There’s been about a “1.65 percent to 2.50 percent range, but it’s unchanged year-on-year -- I suppose it tells you how volatile the expectations were for Fed action during the year and the eventual liftoff we got this month,” said Owen Callan, a Dublin-based fixed-income strategist at Cantor Fitzgerald LP. “The question for 2016 is then where, or if, the market and the Fed both reach a consensus for where fed funds go over the next couple of years.”
The benchmark 10-year Treasury yield fell one basis point, or 0.01 percentage point, to 2.24 percent Thursday in an abbreviated trading session. The price of the 2.25 percent note due in November 2025 rose 3/32, or $0.94 per $1,000 face amount, to 100 2/32, according to Bloomberg Bond Trader prices. The yield was as low as 1.64 percent in January and as high as 2.50 percent in June, the data show.
The Treasury market is scheduled to shut Friday for Christmas, according to the Securities Industry and Financial Markets Association. It will also be closed in the U.K. Dec. 28 for the Boxing Day holiday.
U.S. government securities have returned 0.9 percent in 2015, versus 6.2 percent in 2014, based on the Bloomberg U.S. Treasury Bond Index.
The Fed raised its main interest rate last week for the first time in almost a decade, with a quarter-point increase. Filings for unemployment benefits in the U.S. decreased to a four-week low of 267,000 in the week ended Dec. 19, a Labor Department report showed Thursday. The central bank’s preferred inflation index was at 0.4 percent in November, a government report showed Wednesday. It has been below the Fed’s 2 percent target for more than three years.

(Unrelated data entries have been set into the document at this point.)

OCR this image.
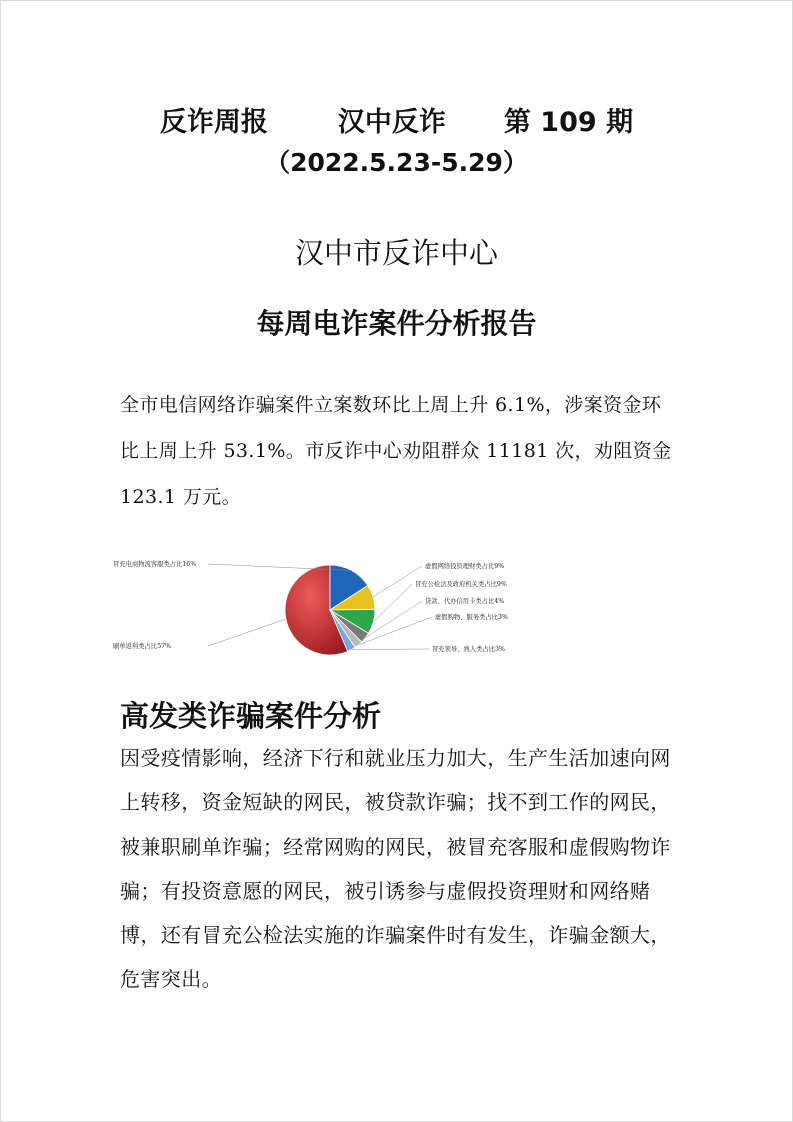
反诈周报	汉中反诈 第 109 期
（2022.5.23-5.29）
汉中市反诈中心
每周电诈案件分析报告
全市电信网络诈骗案件立案数环比上周上升 6.1%，涉案资金环比上周上升 53.1%。市反诈中心劝阻群众 11181 次，劝阻资金 123.1 万元。
刷单返利类占比57%
冒充电商物流客服类占比16%	虚假网络投资理财类占比9%
冒充公检法及政府机关类占比9%
贷款、代办信用卡类占比4%
虚假购物、服务类占比3%
冒充领导、熟人类占比3%
高发类诈骗案件分析
因受疫情影响，经济下行和就业压力加大，生产生活加速向网上转移，资金短缺的网民，被贷款诈骗；找不到工作的网民，被兼职刷单诈骗；经常网购的网民，被冒充客服和虚假购物诈骗；有投资意愿的网民，被引诱参与虚假投资理财和网络赌博，还有冒充公检法实施的诈骗案件时有发生，诈骗金额大，危害突出。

In an echo of last Christmas, economists once again predict 10-year yields will rise in the next 12 months. The average forecast is for 2.83 percent by the end of 2016, meaning an investor who bought now would lose 2.2 percent after reinvested interest, data compiled by Bloomberg show.
If 2015 is any guide, they shouldn’t be too concerned. Treasuries may once again end up where they started.
“We rallied very sharply at the start of the year and then sold off as it became clear the Federal Reserve would lift interest rates,” said Peter Jolly, head of market research at National Australia Bank Ltd. in Sydney. For 2016, “perhaps yields can push a little lower early in the year, but ultimately I think they’re going to grind higher as it becomes apparent that the Fed is going to keep moving rates up.”